Hiker Found in "Miracle" Rescue
One wrong turn - that's all it took for a hiker to get lost for six agonizing days.
He had no food, no water and had literally just written his dying words, when a miracle happened.
CBS News correspondent Priya David Clemens reported on "The Early Show" Wednesday that Ed Rosenthal just planned to go on a short hike and, in his words, "go back and take a nap."
It was a three-mile walk that the 64-year old had done many times in Joshua Tree National Park. What could go wrong?
Rosenthal told CBS News, "I wasn't prepared. I had two huge bottles of water I left at the hotel."
But one disastrous wrong turn took him deeper and deeper into the canyons. The more he tried to find the trail, the farther away he got.

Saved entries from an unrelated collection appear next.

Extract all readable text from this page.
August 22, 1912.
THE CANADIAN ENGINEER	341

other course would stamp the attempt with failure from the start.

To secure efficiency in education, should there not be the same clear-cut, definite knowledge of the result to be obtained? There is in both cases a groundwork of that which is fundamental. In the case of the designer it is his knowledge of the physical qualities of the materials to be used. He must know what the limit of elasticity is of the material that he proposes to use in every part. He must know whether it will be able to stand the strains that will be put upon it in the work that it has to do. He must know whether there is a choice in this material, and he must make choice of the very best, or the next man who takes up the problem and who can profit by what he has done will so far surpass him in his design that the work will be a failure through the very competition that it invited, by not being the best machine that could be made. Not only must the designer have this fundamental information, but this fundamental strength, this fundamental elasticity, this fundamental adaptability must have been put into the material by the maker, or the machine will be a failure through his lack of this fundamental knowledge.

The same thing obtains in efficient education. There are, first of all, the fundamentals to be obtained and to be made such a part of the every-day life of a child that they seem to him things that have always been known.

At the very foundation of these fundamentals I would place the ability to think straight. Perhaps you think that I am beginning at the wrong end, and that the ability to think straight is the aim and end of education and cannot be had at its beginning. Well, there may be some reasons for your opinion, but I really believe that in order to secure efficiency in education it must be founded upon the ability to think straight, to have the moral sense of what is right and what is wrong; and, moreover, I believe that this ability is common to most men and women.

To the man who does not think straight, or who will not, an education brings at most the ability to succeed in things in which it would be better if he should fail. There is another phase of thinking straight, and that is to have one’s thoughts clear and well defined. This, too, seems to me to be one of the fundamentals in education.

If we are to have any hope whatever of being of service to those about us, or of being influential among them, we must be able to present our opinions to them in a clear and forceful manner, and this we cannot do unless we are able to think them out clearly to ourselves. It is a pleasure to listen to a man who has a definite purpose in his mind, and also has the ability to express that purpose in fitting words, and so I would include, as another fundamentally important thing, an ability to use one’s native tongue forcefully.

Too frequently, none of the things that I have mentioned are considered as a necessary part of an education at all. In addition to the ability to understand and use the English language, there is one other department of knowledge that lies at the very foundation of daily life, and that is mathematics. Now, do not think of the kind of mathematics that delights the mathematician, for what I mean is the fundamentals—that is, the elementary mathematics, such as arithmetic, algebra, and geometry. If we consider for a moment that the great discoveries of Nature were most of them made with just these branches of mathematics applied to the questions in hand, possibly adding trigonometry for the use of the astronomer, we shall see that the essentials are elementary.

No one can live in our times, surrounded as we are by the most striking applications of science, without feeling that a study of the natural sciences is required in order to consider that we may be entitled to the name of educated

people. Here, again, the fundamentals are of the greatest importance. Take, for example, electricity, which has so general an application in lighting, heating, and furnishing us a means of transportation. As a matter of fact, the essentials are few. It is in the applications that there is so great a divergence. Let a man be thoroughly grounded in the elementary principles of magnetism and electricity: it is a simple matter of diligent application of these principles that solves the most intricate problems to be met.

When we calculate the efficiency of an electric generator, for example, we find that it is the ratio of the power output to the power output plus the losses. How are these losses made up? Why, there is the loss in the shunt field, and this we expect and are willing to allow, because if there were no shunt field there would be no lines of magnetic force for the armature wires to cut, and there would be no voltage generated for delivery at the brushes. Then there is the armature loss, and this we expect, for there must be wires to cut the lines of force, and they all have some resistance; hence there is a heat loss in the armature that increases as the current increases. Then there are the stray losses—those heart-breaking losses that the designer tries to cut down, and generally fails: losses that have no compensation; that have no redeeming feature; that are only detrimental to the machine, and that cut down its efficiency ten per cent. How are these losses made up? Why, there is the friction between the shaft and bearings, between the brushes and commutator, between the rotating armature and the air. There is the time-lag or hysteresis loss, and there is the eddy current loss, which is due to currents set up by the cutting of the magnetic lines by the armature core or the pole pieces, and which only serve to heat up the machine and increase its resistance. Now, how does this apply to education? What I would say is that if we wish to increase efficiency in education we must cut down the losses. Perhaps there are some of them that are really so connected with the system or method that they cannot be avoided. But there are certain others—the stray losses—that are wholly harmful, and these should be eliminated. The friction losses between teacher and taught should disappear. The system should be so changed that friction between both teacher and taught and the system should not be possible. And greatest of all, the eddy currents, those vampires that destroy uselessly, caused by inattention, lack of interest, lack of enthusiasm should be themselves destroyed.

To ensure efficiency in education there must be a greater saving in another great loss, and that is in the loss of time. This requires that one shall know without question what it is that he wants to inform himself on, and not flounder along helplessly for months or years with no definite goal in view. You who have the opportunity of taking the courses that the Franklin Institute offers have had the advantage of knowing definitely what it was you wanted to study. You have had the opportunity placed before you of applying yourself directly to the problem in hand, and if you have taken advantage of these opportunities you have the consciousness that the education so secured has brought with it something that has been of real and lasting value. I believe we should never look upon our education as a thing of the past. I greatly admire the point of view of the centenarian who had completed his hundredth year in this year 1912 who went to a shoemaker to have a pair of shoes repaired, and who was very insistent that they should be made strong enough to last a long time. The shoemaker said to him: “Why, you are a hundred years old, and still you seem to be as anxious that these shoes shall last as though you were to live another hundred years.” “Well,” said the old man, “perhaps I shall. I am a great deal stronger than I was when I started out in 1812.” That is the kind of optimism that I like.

Rosenthal said, "I walked 15 miles."
Stuck in the searing California heat, he had flares, a walking stick and little else.
Rosenthal said, "I really wasn't sure I would survive."
So Rosenthal took out a pen, took off his hat and kept a diary.
Rosenthal, reading from his diary, said, "No water five days, got lost Friday, slept out Saturday."
Over six long days, Clemens said Rosenthal lost 20 pounds. His kidneys began to shut down.
Rosenthal said of his state, "Your mouth turns to, like, sand."
He prepared for the end and made notes for his wife and family.
Nancy Kaplan, Rosenthal's wife, said, "He wrote on his hat who he wanted as the pallbearers at his funeral."
Rosenthal's final entry read, "STILL HERE!"
On day six, a rescue helicopter spotted him just in time.
Bob Stine, of the San Bernardino Sheriff's Department, said, "We found him at the bottom of the river bed waving his walking stick."
Rosenthal said, "I probably had one day left."
Kaplan said, "I just couldn't stop saying 'my husband, my husband, they found my husband.'"
Rosenthal says it was something more.
"It was a miracle," he said. "It was definitely a miracle."